A rebel source in Jaish al Fatah said they had deployed around 10,000 troops, at least 95 tanks and several hundred rocket launcher vehicles in a three-stage battle they gave the name of the "great epic battle of Aleppo".

They had also prepared scores of suicide bombers to drive explosive-laden military vehicles into army posts.

The Syrian army said insurgent rockets killed at least nine people, mainly women and children, in Hamadaniyah and al-Ramouseh districts in the last day. At least five civilians were killed when rebels fired toxic gas on the old quarter, it added.

Syrian jets also struck rebel-held Sukari, Seif al Dawlah and Salah al Deen neighborhoods in stepped-up raids on residential areas, rebels said.

Meanwhile, rebels accused government forces of launching toxic gas attacks on civilians in a town southwest of Aleppo on Tuesday. The government rejected the claim and accused the rebels of using chemical weapons themselves.

Rebel sources provided video of people receiving treatment who they say were among the victims of a gas attack, but the images were not conclusive and neither of the gas attack claims by the rebels or the government could be independently verified.

The accusations on both sides came amid heightened fighting around the contested northern city that killed at least 20 people, activists and government media reported.

Rescuers and doctors in rebel-held Saraqib, a town in the northwestern Idlib province, about 40 kilometers (25 miles) southwest of Aleppo, reported dozens of cases of severe breathing difficulties, saying the symptoms pointed to a chlorine gas attack.

A neurologist, Dr. Ibrahim al-Assad, said he treated 16 of the 29 cases brought to his hospital on Monday night, most of whom were women and children. One elderly man needed critical care but most of the casualties were suffering from breathing difficulties, red eyes and wheezing, al-Assad said.

He said first responders smelled the gas at the site of the bomb attack, which he described as a busy shopping area near an ice cream shop.
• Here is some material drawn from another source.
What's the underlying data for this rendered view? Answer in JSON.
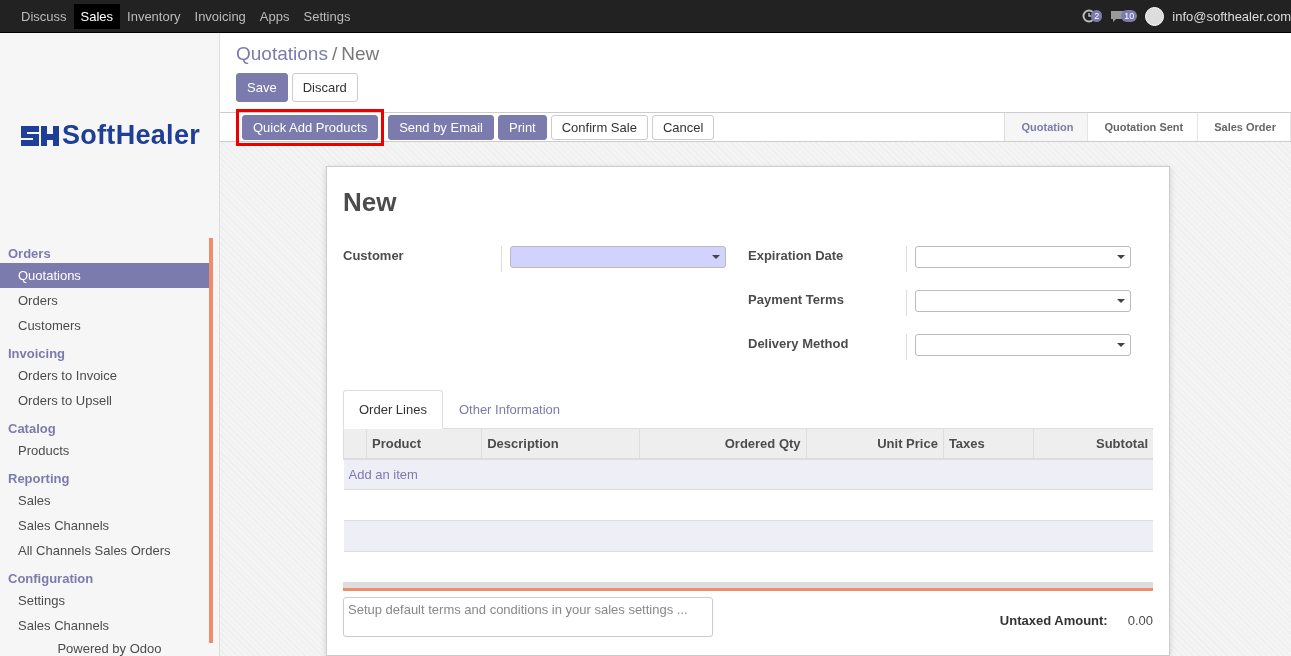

Rebels and activists have reported chlorine gas attacks in the town before, but the lack of chemical labs or independent testers makes it difficult to verify these claims. The government denies that is has launched chlorine gas attacks.

Syrian state media later reported that five people had died and eight others had experienced breathing difficulties after artillery shells laced with toxic gases landed on the old city of Aleppo. It said the shells were launched by rebels.